Associated with the church are seven structures that have been listed at Grade II. To the south of the church is a sundial dating from the 18th century. Also to the south of the church is the chest tomb of Benjamin Bromley, dated 1779, two chest tombs of members of the Meire family, dating from the late 18th century, and a group of six more chest tombs dating from the late 18th and the early 19th centuries. To the southeast of the church is the chest tomb of members of the Wigley family, dating from the early 19th century.
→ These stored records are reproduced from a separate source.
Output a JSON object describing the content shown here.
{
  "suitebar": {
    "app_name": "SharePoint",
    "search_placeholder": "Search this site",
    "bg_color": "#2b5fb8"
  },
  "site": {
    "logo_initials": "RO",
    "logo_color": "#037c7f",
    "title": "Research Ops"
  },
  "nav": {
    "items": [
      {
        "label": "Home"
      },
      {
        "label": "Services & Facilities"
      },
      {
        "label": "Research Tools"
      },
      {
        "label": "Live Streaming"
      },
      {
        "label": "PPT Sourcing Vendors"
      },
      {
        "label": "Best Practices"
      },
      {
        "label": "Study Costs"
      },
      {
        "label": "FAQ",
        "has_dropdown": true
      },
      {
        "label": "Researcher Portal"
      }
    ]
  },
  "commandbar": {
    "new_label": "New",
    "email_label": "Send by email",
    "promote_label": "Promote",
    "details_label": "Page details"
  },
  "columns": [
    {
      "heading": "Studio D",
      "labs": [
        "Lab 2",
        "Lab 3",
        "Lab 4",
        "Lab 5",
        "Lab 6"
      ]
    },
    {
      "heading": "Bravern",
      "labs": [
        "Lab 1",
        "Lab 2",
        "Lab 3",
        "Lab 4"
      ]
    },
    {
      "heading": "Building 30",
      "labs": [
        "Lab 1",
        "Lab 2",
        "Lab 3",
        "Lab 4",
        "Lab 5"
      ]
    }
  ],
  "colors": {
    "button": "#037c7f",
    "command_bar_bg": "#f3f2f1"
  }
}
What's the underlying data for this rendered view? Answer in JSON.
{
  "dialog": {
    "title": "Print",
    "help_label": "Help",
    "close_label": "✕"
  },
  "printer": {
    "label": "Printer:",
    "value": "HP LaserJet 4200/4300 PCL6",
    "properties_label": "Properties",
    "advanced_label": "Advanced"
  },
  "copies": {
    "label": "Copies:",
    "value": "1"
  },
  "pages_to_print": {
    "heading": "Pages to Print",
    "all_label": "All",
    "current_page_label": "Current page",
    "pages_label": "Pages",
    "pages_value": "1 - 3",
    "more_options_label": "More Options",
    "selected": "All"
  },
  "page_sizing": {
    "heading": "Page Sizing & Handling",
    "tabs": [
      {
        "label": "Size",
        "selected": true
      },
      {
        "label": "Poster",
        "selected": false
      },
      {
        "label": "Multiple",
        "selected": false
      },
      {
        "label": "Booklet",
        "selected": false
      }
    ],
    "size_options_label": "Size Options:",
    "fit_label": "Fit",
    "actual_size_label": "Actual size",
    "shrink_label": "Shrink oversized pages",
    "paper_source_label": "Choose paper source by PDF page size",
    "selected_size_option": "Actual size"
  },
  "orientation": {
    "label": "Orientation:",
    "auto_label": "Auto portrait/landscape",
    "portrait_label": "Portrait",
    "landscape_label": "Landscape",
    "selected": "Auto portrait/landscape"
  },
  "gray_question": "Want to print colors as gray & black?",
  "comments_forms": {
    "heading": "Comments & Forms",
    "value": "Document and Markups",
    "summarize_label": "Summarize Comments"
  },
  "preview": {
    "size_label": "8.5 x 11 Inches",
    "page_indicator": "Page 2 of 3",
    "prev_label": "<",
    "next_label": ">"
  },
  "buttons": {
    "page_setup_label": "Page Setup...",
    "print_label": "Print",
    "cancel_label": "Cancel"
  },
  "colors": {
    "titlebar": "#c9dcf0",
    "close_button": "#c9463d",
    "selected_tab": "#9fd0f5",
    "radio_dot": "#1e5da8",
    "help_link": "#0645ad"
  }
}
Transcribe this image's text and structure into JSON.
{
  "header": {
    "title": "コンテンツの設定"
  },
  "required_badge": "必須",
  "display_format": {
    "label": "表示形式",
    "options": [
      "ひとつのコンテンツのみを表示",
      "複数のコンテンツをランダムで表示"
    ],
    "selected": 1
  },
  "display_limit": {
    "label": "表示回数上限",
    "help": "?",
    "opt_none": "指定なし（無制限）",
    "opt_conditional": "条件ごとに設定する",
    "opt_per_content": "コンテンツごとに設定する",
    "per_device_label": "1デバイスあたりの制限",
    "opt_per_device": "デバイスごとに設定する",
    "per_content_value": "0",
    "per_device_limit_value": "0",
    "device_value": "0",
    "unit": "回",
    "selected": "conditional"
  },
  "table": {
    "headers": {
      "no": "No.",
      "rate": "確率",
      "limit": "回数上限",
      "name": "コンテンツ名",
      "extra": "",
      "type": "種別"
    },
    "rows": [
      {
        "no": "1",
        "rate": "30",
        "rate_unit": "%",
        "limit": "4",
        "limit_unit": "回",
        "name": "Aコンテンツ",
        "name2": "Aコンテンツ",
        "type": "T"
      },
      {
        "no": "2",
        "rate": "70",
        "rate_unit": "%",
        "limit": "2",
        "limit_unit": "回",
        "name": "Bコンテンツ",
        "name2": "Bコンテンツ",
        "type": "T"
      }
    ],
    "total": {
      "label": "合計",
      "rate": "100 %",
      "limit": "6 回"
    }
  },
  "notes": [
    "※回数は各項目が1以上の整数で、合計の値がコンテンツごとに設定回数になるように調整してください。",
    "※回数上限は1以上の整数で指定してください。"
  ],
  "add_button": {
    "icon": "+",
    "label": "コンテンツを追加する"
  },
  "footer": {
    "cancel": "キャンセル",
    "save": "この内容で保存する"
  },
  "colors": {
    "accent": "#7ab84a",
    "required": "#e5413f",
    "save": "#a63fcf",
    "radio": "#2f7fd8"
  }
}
The other structures are a pair of chest tombs, and the Leake Memorial, both of which date from the 18th century.

The parish war memorial to local dead of both World Wars, in the form of an obelisk sculpted by Landucci and Sons, stands in the older churchyard; among the names listed being Pilot Officer Montague Hulton-Harrop, victim of the World War II friendly fire incident known as the "Battle of Barking Creek". The churchyard's extension contains the war graves of two soldiers of World War I.